Driving through the Karoo, I stopped at a farm stall and was talked into buying half a lamb. Great meat at a cheaper price. The Afrikaner lady explained all the different pieces of meat to me and to bags consisted of weird things like bones, chunks of fat and kidneys. She asked me if I have dogs to which I replied “no”. So she said, in Afrikaans, in front of other customers which included black people: “gee dit dan maar vir die bediende”. This little anecdote first shocked me and then made me think of reality: The majority of domestics would in fact even buy those pieces of meat, and some whites would indeed give it to their dogs. All the while the Umlungu (or very wealthy blacks) would nibble on the premium chops, steak and ribs. Meat of leisure vs meat for sustenance.

Don’t get me wrong: I loved my holiday. I too was raised as a son of leisure. Not because we went on fancy holidays as kids (in fact we didn’t), but because I grew up expecting and anticipating these ‘finer’ things in life. 2014’s holiday was an indulgence for me and I used my girl and family as a rationale for feeling less selfish about it all. Something can indeed be wrong and right at the same time. #greytruth

Our country is in shit, the irony is that the only ones complaining are the ones that don’t need to complain! Complaining whilst playing golf, driving a Mercedes, sitting in a holiday home (yes there are such things!). And the millions sitting in badly built shacks waits for a dream that wont show up. The wealthy enjoy their perpetual leisure, but they also perpetuate their wealth by working hard and sharpening their skills. After their December ‘rest’ they will hit the marketplace hard and build up more resources to enjoy at the end of the next calendar year. The poor remains trapped. Their leisure is not built up over the year. The leisure of the poor is short term: cheap dring in cheap places.
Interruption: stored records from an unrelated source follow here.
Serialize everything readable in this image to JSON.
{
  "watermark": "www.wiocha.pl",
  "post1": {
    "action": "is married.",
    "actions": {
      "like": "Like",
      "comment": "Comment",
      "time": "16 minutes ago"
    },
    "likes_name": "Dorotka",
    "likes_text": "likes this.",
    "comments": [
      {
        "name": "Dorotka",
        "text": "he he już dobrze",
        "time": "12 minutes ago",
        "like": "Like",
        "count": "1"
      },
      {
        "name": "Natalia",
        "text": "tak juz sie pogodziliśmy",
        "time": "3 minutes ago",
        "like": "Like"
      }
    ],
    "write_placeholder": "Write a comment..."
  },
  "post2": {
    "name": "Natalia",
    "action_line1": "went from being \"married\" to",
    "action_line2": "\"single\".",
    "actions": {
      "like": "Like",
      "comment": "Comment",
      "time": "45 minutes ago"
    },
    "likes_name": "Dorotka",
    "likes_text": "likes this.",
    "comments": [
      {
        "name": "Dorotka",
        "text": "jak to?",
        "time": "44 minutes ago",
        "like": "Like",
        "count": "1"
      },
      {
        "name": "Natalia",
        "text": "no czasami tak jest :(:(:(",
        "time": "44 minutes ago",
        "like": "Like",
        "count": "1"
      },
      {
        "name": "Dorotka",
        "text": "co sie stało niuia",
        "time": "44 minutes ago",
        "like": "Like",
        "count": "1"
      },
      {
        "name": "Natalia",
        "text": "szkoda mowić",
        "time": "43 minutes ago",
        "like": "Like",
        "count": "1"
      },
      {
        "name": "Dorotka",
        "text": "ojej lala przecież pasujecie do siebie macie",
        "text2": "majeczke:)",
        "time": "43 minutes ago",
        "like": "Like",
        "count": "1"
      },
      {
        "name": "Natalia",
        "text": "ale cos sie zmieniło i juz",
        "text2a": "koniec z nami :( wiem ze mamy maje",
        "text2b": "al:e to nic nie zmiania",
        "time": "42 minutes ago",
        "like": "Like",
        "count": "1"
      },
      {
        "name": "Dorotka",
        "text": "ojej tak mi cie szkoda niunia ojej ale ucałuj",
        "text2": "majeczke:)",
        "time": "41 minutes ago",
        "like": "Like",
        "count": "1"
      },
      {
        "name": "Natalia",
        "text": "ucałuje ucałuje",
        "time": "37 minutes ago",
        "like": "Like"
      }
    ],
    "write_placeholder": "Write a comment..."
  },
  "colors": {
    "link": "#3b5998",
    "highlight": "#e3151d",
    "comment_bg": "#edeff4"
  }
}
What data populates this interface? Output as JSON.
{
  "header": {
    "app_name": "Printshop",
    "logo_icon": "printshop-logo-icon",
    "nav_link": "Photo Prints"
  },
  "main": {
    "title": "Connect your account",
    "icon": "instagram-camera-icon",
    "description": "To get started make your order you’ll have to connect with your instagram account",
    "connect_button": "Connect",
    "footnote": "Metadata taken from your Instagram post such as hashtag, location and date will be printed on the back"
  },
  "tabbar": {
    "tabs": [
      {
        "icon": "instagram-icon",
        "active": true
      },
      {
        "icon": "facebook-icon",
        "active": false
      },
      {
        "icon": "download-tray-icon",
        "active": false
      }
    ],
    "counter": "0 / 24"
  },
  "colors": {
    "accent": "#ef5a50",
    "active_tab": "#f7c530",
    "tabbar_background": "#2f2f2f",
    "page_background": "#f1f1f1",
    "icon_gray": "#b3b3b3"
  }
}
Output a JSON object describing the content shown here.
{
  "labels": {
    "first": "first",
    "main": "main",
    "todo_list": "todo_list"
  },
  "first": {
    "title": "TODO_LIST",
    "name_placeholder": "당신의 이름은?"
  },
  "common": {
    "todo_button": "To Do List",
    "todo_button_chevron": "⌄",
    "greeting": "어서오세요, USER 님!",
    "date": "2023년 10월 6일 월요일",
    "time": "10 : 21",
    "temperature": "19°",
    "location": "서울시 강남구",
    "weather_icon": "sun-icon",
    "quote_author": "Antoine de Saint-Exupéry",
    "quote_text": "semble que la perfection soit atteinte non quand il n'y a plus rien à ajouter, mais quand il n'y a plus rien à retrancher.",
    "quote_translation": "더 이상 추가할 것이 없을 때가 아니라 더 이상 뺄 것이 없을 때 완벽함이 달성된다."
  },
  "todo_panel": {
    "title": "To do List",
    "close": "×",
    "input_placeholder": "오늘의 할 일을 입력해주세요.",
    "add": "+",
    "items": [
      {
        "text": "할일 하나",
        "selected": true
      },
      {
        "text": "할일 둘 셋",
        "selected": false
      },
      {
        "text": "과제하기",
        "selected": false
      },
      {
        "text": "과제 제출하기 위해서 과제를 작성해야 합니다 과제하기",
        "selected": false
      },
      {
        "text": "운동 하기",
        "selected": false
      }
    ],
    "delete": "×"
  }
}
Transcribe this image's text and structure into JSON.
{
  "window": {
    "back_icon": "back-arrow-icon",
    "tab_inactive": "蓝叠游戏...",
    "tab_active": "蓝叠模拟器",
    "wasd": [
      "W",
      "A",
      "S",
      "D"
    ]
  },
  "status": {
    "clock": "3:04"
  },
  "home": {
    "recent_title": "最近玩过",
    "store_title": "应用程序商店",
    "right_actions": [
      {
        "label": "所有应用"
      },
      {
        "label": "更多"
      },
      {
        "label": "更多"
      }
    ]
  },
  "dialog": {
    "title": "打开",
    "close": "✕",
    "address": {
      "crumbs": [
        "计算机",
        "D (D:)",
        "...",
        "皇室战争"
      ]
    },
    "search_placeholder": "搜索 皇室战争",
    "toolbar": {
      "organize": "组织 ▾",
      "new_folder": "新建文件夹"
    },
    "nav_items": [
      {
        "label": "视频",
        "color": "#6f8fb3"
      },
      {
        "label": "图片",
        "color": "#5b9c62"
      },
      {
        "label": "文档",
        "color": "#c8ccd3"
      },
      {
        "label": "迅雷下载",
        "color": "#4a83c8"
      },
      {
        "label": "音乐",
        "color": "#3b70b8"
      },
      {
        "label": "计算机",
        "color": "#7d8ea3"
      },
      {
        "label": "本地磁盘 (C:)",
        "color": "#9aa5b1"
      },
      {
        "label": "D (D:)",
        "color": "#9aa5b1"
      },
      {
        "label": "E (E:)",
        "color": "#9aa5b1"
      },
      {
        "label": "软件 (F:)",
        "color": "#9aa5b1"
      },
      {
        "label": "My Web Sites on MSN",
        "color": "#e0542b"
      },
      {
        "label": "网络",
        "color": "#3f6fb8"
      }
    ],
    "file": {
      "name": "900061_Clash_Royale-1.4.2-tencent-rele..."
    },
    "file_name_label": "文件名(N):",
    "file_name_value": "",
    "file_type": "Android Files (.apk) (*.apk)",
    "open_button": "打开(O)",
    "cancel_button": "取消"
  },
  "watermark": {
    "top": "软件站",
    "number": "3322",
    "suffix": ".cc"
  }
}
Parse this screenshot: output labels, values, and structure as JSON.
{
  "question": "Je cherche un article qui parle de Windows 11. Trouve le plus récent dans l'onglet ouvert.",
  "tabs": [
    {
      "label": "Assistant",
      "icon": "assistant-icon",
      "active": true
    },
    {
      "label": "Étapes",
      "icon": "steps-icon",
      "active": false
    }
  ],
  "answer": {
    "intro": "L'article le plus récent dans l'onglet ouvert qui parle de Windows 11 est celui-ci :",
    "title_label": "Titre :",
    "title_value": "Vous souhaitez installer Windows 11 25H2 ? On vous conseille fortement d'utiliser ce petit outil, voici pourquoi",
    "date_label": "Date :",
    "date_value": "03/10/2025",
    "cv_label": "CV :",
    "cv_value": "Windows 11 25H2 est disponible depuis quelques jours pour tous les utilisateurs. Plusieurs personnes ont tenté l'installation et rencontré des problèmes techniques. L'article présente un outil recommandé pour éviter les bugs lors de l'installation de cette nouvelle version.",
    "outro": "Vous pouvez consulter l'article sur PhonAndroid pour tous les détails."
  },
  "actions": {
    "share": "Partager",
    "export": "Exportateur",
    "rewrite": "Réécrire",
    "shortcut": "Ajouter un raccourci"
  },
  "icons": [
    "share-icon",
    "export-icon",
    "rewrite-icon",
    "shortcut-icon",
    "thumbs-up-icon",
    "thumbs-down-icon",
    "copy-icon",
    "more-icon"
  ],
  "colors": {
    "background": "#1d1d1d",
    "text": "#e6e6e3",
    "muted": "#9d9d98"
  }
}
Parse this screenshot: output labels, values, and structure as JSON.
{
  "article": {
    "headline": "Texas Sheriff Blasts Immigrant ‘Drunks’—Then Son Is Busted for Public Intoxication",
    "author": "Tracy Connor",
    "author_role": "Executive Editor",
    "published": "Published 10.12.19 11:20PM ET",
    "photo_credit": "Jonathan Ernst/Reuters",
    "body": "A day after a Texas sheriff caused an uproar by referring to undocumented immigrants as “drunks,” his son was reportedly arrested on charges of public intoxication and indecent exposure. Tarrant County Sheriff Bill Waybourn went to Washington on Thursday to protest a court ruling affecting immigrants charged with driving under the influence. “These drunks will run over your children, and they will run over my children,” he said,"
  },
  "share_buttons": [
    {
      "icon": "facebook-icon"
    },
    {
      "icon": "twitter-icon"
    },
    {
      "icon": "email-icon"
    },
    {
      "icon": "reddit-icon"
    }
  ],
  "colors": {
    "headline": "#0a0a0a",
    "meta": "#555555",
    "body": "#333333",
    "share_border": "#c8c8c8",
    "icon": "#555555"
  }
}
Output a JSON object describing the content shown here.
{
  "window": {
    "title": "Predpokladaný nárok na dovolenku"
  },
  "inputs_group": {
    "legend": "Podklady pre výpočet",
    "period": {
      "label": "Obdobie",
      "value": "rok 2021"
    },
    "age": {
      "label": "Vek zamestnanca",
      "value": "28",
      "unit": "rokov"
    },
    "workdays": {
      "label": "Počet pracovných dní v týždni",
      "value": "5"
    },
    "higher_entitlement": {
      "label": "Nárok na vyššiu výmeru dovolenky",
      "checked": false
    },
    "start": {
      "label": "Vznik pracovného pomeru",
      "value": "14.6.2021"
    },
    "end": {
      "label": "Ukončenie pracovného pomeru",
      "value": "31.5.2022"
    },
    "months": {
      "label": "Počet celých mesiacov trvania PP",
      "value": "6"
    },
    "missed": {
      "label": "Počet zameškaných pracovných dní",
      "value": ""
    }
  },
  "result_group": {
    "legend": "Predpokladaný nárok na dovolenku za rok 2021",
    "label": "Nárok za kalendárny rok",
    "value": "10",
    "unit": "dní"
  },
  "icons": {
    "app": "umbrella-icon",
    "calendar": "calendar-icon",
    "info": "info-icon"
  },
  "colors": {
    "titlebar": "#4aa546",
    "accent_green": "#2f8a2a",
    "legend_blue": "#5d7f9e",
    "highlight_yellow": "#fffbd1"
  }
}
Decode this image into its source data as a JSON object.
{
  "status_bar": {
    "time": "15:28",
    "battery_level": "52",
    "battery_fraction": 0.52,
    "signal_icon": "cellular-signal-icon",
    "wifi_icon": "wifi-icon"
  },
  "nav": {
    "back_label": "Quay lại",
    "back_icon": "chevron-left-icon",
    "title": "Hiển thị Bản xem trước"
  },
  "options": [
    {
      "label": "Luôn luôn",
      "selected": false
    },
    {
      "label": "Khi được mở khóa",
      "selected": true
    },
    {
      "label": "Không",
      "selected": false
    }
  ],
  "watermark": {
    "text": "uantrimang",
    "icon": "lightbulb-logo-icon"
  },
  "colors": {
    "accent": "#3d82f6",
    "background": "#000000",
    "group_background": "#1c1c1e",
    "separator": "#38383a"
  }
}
Before we blame the rich white people for their sophisticated leisure, be sure the poor don’t save the whole year to invest in the community, books, children’s education or missions trips. The majority of poor men uses their extra Rands to sit and dring and talk shit. More money and the leisure becomes more sohisticated: instead of papsak it’s bottles of beer, instead of beer it becomes Jack Daniels, instead of alcohol it becomes shoes, instead of shoes it’s cars…

Mzansi: we are united in an endless pursuit of selfish leisure.

You can blame…

You can complain…

Instead of pointing fingers, we should rather ask ourselves a simple personal question. A personal question that will shatter our generalisations and philosophical arguing and justifications:

Will you present and lay your leisure- not in front of the Christmas Tree, but in front of the Tree with a Man hanging on it?

And what would He say?

“Wie is die ONS in die ‘Ons vir jou Suid Afrika'”?